看了下默认是单线程执行的,如何并行执行呢?

jdbc 选项

jdbc 的选项:

名称 类型 必需 默认值 描述
url 字符串 - JDBC 连接的 URL。示例:jdbc:mysql://localhost:3306:3306/test
driver 字符串 - 用于连接到远程数据源的 JDBC 类名,如果使用 MySQL,则值为 com.mysql.cj.jdbc.Driver。
user 字符串 - 连接实例的用户名。
password 字符串 - 连接实例的密码。
query 字符串 - 查询语句。
connection_check_timeout_sec 整数 30 用于等待验证连接的数据库操作完成的时间,单位为秒。
partition_column 字符串 - 并行性分区的列名,仅支持数值类型,仅支持数值类型的主键,并且只能配置一个列。
partition_lower_bound BigDecimal - 扫描的 partition_column 的最小值,如果未设置,SeaTunnel 将查询数据库获取最小值。
partition_upper_bound BigDecimal - 扫描的 partition_column 的最大值,如果未设置,SeaTunnel 将查询数据库获取最大值。
partition_num 整数 job parallelism 分区计数的数量,仅支持正整数,默认值为作业并行性。
fetch_size 整数 0 对于返回大量对象的查询,可以配置查询中使用的行获取大小,以减少满足选择条件所需的数据库访问次数,零表示使用 JDBC 的默认值。
common-options - - 源插件的通用参数,请参阅 Source Common Options 了解详细信息。

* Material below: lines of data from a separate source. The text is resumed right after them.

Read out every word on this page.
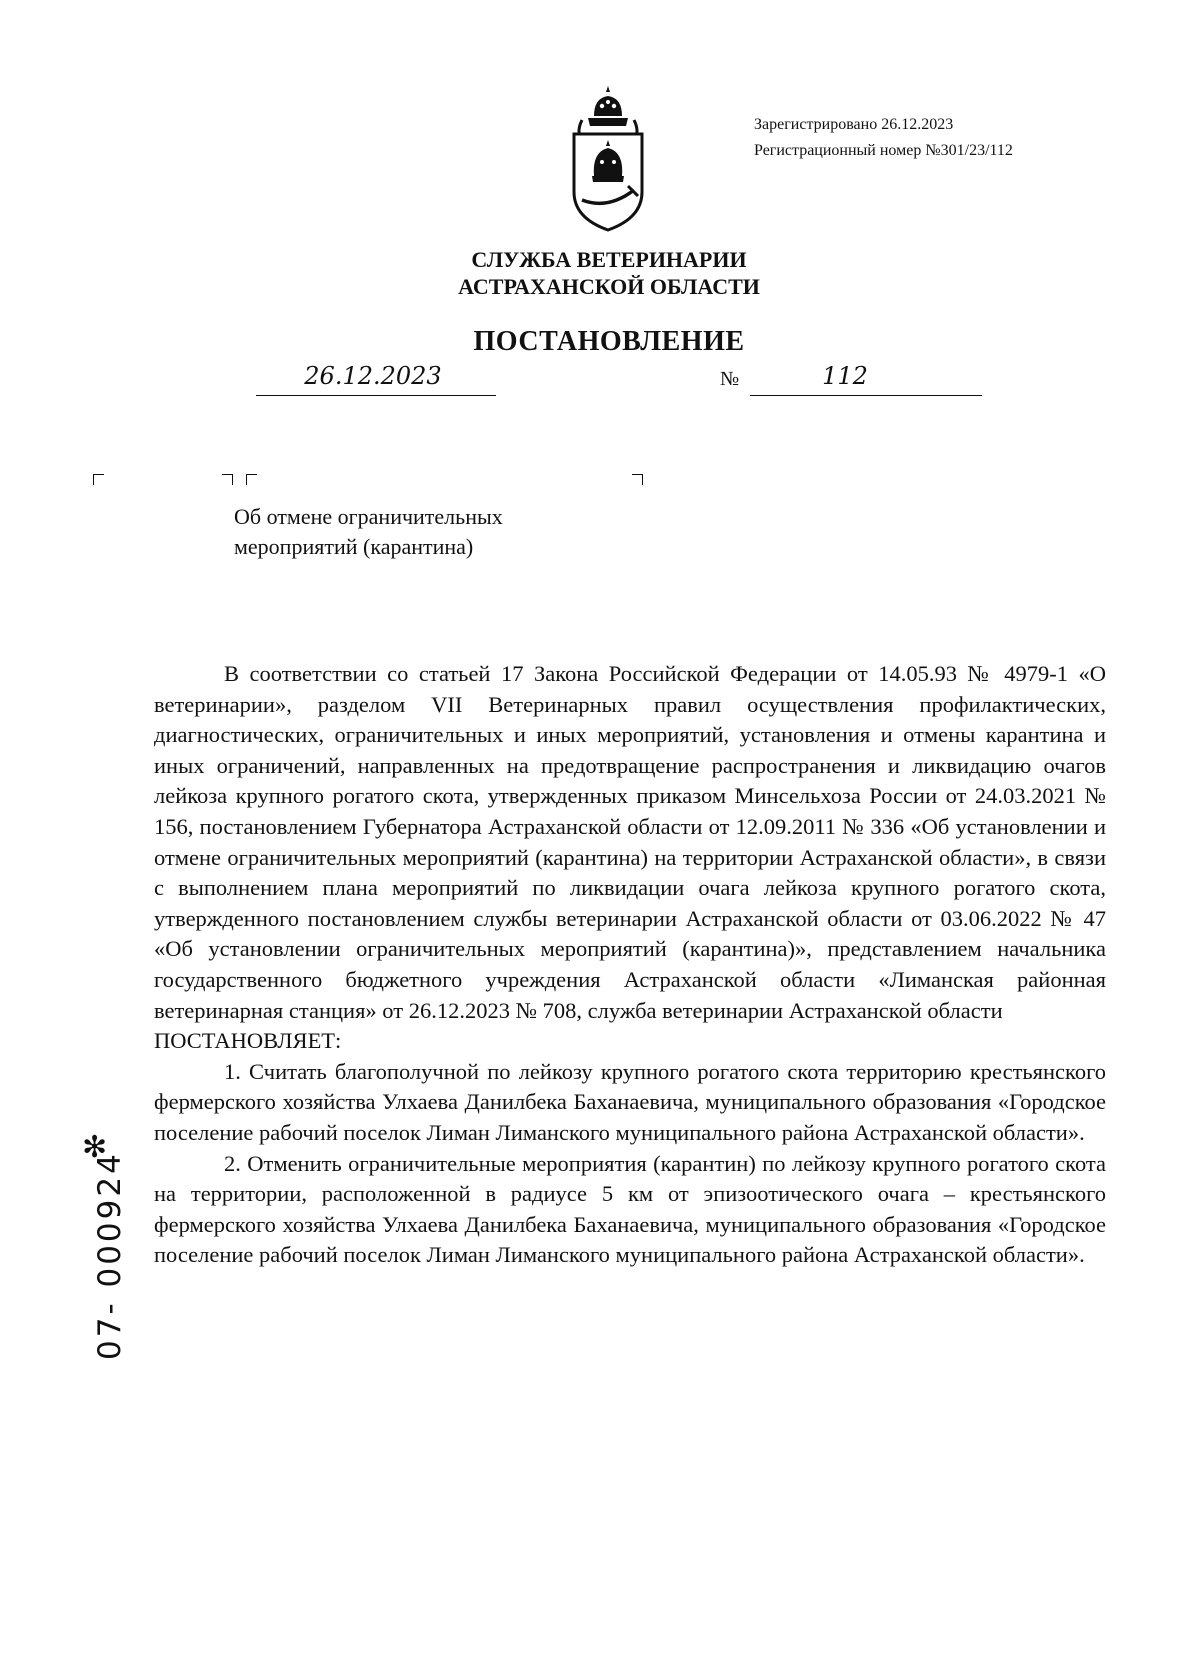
Зарегистрировано 26.12.2023
Регистрационный номер №301/23/112
СЛУЖБА ВЕТЕРИНАРИИ
АСТРАХАНСКОЙ ОБЛАСТИ
ПОСТАНОВЛЕНИЕ
26.12.2023	№	112
Об отмене ограничительных
мероприятий (карантина)

В соответствии со статьей 17 Закона Российской Федерации от 14.05.93 № 4979-1 «О ветеринарии», разделом VII Ветеринарных правил осуществления профилактических, диагностических, ограничительных и иных мероприятий, установления и отмены карантина и иных ограничений, направленных на предотвращение распространения и ликвидацию очагов лейкоза крупного рогатого скота, утвержденных приказом Минсельхоза России от 24.03.2021 № 156, постановлением Губернатора Астраханской области от 12.09.2011 № 336 «Об установлении и отмене ограничительных мероприятий (карантина) на территории Астраханской области», в связи с выполнением плана мероприятий по ликвидации очага лейкоза крупного рогатого скота, утвержденного постановлением службы ветеринарии Астраханской области от 03.06.2022 № 47 «Об установлении ограничительных мероприятий (карантина)», представлением начальника государственного бюджетного учреждения Астраханской области «Лиманская районная ветеринарная станция» от 26.12.2023 № 708, служба ветеринарии Астраханской области

ПОСТАНОВЛЯЕТ:

1. Считать благополучной по лейкозу крупного рогатого скота территорию крестьянского фермерского хозяйства Улхаева Данилбека Баханаевича, муниципального образования «Городское поселение рабочий поселок Лиман Лиманского муниципального района Астраханской области».

2. Отменить ограничительные мероприятия (карантин) по лейкозу крупного рогатого скота на территории, расположенной в радиусе 5 км от эпизоотического очага – крестьянского фермерского хозяйства Улхаева Данилбека Баханаевича, муниципального образования «Городское поселение рабочий поселок Лиман Лиманского муниципального района Астраханской области».

✻
07- 000924
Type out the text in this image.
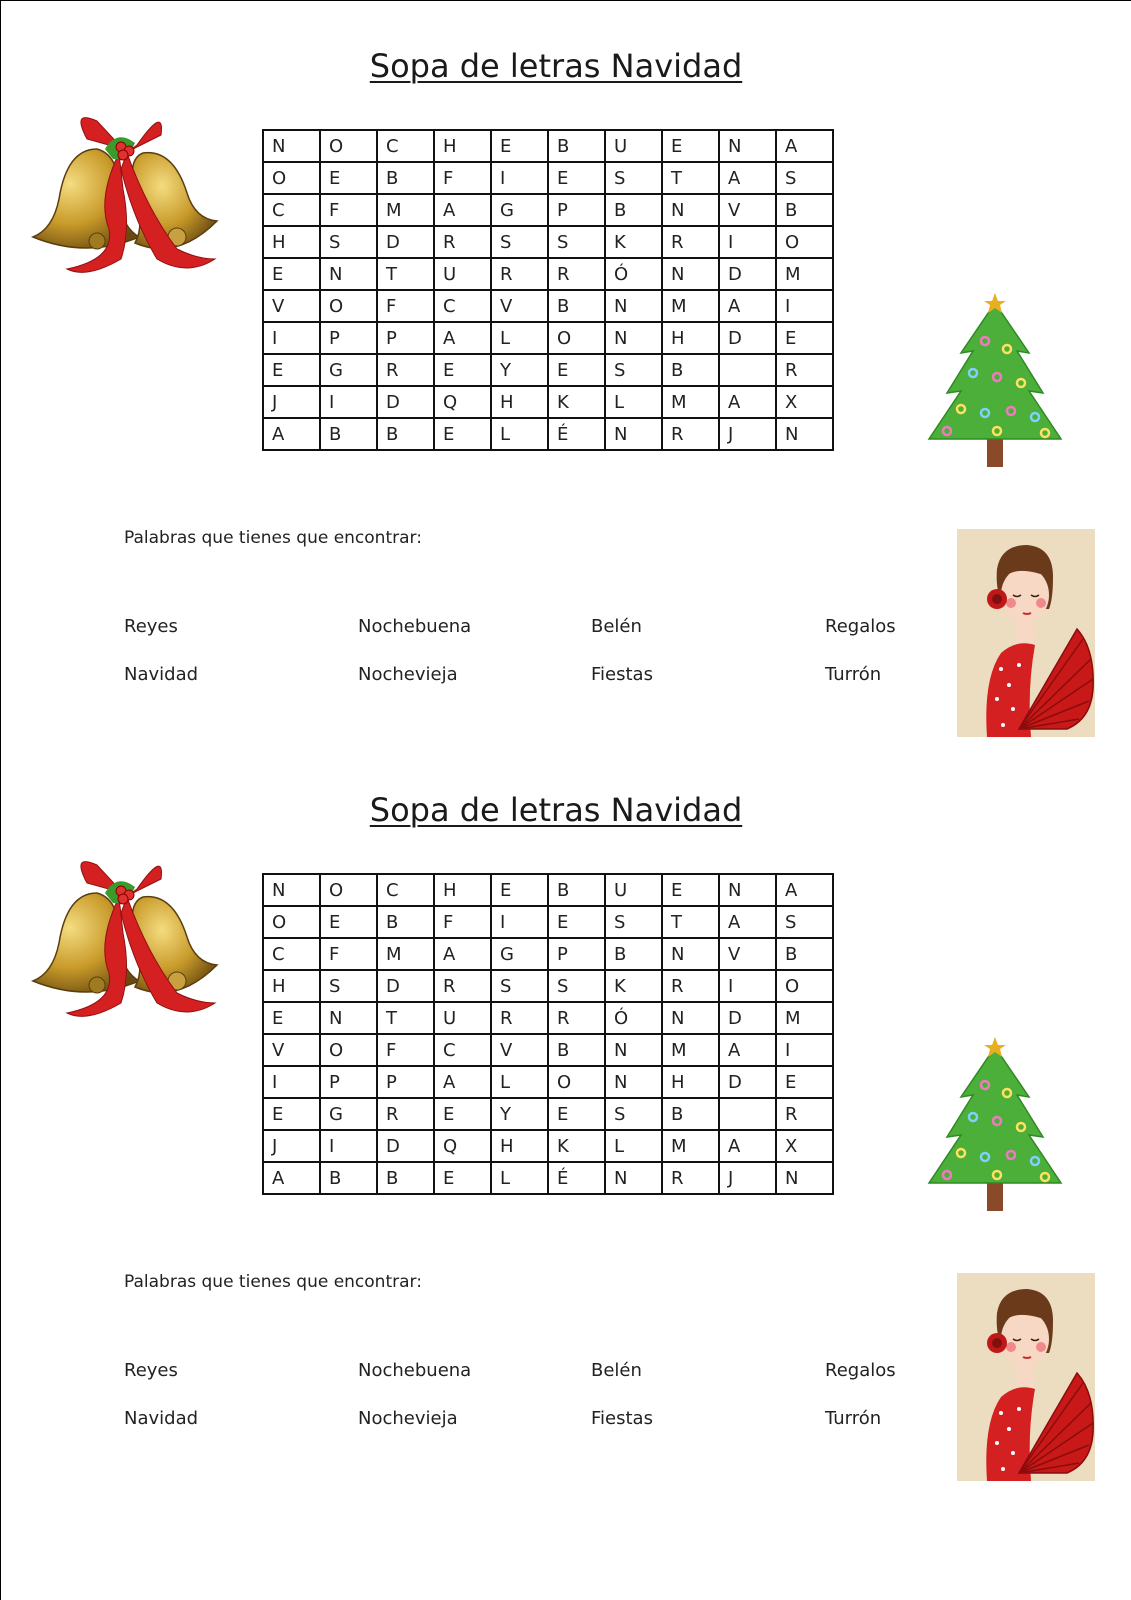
Sopa de letras Navidad
N	O	C	H	E	B	U	E	N	A
O	E	B	F	I	E	S	T	A	S
C	F	M	A	G	P	B	N	V	B
H	S	D	R	S	S	K	R	I	O
E	N	T	U	R	R	Ó	N	D	M
V	O	F	C	V	B	N	M	A	I
I	P	P	A	L	O	N	H	D	E
E	G	R	E	Y	E	S	B		R
J	I	D	Q	H	K	L	M	A	X
A	B	B	E	L	É	N	R	J	N
Palabras que tienes que encontrar:
Reyes	Nochebuena	Belén	Regalos
Navidad	Nochevieja	Fiestas	Turrón
Sopa de letras Navidad
N	O	C	H	E	B	U	E	N	A
O	E	B	F	I	E	S	T	A	S
C	F	M	A	G	P	B	N	V	B
H	S	D	R	S	S	K	R	I	O
E	N	T	U	R	R	Ó	N	D	M
V	O	F	C	V	B	N	M	A	I
I	P	P	A	L	O	N	H	D	E
E	G	R	E	Y	E	S	B		R
J	I	D	Q	H	K	L	M	A	X
A	B	B	E	L	É	N	R	J	N
Palabras que tienes que encontrar:
Reyes	Nochebuena	Belén	Regalos
Navidad	Nochevieja	Fiestas	Turrón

主要是: partition_column 指定一个仅支持数值类型的主键的列名称,partition_num 分区计数的数量,仅支持正整数,默认值为作业并行性。

我们来来实战测试一下。

实战测试

简单的建表语句,ID 为数值类型的主键。

CREATE TABLE "person" (
  "ID" int(11) NOT NULL,
  "NAME" varchar(100) NOT NULL,
  PRIMARY KEY ("ID")
) ENGINE=InnoDB DEFAULT CHARSET=utf8;

初始化数据

我们初始化 10W 数据。

INSERT INTO person (ID, NAME)
SELECT 
    ones.n + 10 * tens.n + 100 * hundreds.n + 1000 * thousands.n + 10000 * tenThousands.n + 1 as ID,
    CONCAT('Person', ones.n + 10 * tens.n + 100 * hundreds.n + 1000 * thousands.n + 10000 * tenThousands.n + 1) as NAME
FROM 
    (SELECT 0 as n UNION SELECT 1 UNION SELECT 2 UNION SELECT 3 UNION SELECT 4 UNION SELECT 5 UNION SELECT 6 UNION SELECT 7 UNION SELECT 8 UNION SELECT 9) ones,
    (SELECT 0 as n UNION SELECT 1 UNION SELECT 2 UNION SELECT 3 UNION SELECT 4 UNION SELECT 5 UNION SELECT 6 UNION SELECT 7 UNION SELECT 8 UNION SELECT 9) tens,
    (SELECT 0 as n UNION SELECT 1 UNION SELECT 2 UNION SELECT 3 UNION SELECT 4 UNION SELECT 5 UNION SELECT 6 UNION SELECT 7 UNION SELECT 8 UNION SELECT 9) hundreds,
    (SELECT 0 as n UNION SELECT 1 UNION SELECT 2 UNION SELECT 3 UNION SELECT 4 UNION SELECT 5 UNION SELECT 6 UNION SELECT 7 UNION SELECT 8 UNION SELECT 9) thousands,
    (SELECT 0 as n UNION SELECT 1 UNION SELECT 2 UNION SELECT 3 UNION SELECT 4 UNION SELECT 5 UNION SELECT 6 UNION SELECT 7 UNION SELECT 8 UNION SELECT 9) tenThousands
LIMIT 100000;

日志如下:

Query OK, 100000 rows affected (0.83 sec)
Records: 100000  Duplicates: 0  Warnings: 0

数据确认:

mysql> select count(*) from person;
+----------+
| count(*) |
+----------+
|   100000 |
+----------+

同步脚本

我们把数据从 mysql 查出来,同步到 neo4j。

基础版本

# Defining the runtime environment
env {
  # You can set flink configuration here
  execution.parallelism = 2
  job.mode = "BATCH"
  job.name = "merge-test-person-BATCH"
  checkpoint.interval = 60000
}
source{
    Jdbc {
        url = "jdbc:mysql://127.0.0.1:3306/test?useSSL=false&serverTimezone=Asia/Shanghai"
        driver = "com.mysql.jdbc.Driver"
        user = "admin"
        password = "123456"
        query = "SELECT ID,NAME FROM person"
        result_table_name = "merge.test.person"
        fetch_size = 1000
        connection_check_timeout_sec = 20000
    }
}

transform {
}

sink {
    MysqlToNeo4j {
            source_table_name = "merge.test.person"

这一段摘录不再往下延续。